France aims to make budget savings of around €28 billion over the next two years to restore public finances to order, finance minister Pierre Moscovici said today.
The government is struggling to find the right balance between belt-tightening and tax increases as it seeks to rein in the public deficit without hitting the already faltering economy.
Speaking ahead of a parliamentary debate on next year’s budget, Mr Moscovici said that the government wanted savings of €14 billion in 2014.
“This government will keep a tight grip on spending,” Mr Moscovici said on BFMTV, adding that in 2015 savings “of the same order” as in 2014 were planned.

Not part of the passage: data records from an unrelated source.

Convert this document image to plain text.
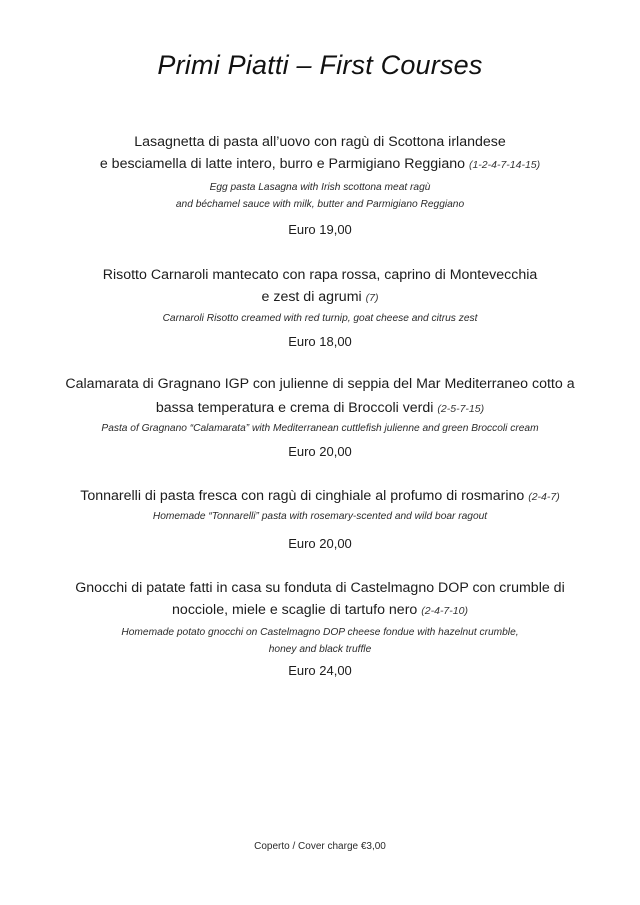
Primi Piatti – First Courses
Lasagnetta di pasta all’uovo con ragù di Scottona irlandese
e besciamella di latte intero, burro e Parmigiano Reggiano (1-2-4-7-14-15)
Egg pasta Lasagna with Irish scottona meat ragù
and béchamel sauce with milk, butter and Parmigiano Reggiano
Euro 19,00
Risotto Carnaroli mantecato con rapa rossa, caprino di Montevecchia
e zest di agrumi (7)
Carnaroli Risotto creamed with red turnip, goat cheese and citrus zest
Euro 18,00
Calamarata di Gragnano IGP con julienne di seppia del Mar Mediterraneo cotto a
bassa temperatura e crema di Broccoli verdi (2-5-7-15)
Pasta of Gragnano “Calamarata” with Mediterranean cuttlefish julienne and green Broccoli cream
Euro 20,00
Tonnarelli di pasta fresca con ragù di cinghiale al profumo di rosmarino (2-4-7)
Homemade “Tonnarelli” pasta with rosemary-scented and wild boar ragout
Euro 20,00
Gnocchi di patate fatti in casa su fonduta di Castelmagno DOP con crumble di
nocciole, miele e scaglie di tartufo nero (2-4-7-10)
Homemade potato gnocchi on Castelmagno DOP cheese fondue with hazelnut crumble,
honey and black truffle
Euro 24,00
Coperto / Cover charge €3,00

President Francois Hollande’s government has raised taxes since it came to office in May 2012, but he has since promised the focus would shift towards belt-tightening over the rest of his five-year mandate.

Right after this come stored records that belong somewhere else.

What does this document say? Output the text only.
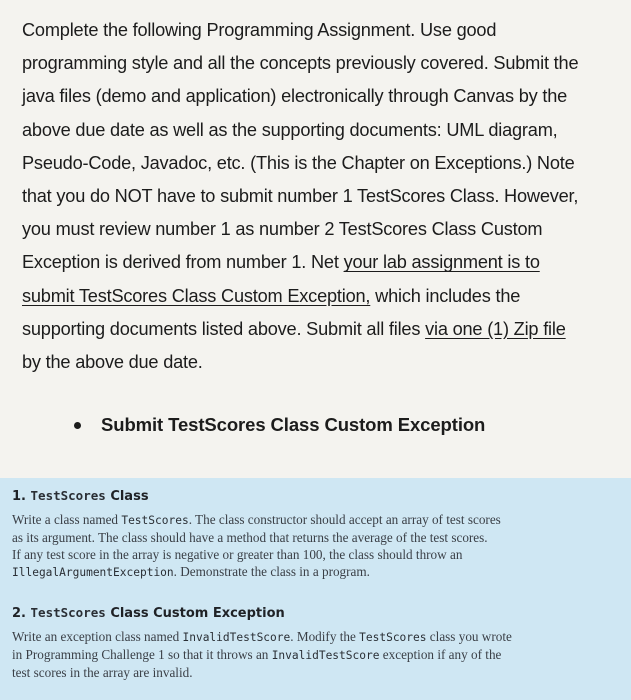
Complete the following Programming Assignment. Use good
programming style and all the concepts previously covered. Submit the
java files (demo and application) electronically through Canvas by the
above due date as well as the supporting documents: UML diagram,
Pseudo-Code, Javadoc, etc. (This is the Chapter on Exceptions.) Note
that you do NOT have to submit number 1 TestScores Class. However,
you must review number 1 as number 2 TestScores Class Custom
Exception is derived from number 1. Net your lab assignment is to
submit TestScores Class Custom Exception, which includes the
supporting documents listed above. Submit all files via one (1) Zip file
by the above due date.
Submit TestScores Class Custom Exception
1. TestScores Class
Write a class named TestScores. The class constructor should accept an array of test scores
as its argument. The class should have a method that returns the average of the test scores.
If any test score in the array is negative or greater than 100, the class should throw an
IllegalArgumentException. Demonstrate the class in a program.
2. TestScores Class Custom Exception
Write an exception class named InvalidTestScore. Modify the TestScores class you wrote
in Programming Challenge 1 so that it throws an InvalidTestScore exception if any of the
test scores in the array are invalid.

Mr Moscovici acknowledged that some tax would nonetheless have to rise in order to restore the public accounts, though he said it was too early to say which ones would be targeted.
After a series of tax hikes on companies since Mr Hollande came to office, Mr Moscovici said that corporate taxation would have to be mindful of not undermining firms competitiveness.
The government hopes to keep the public deficit to 3.7 per cent of economic output this year, though Mr Hollande has said it may come out higher because of weak growth and dwindling tax revenues.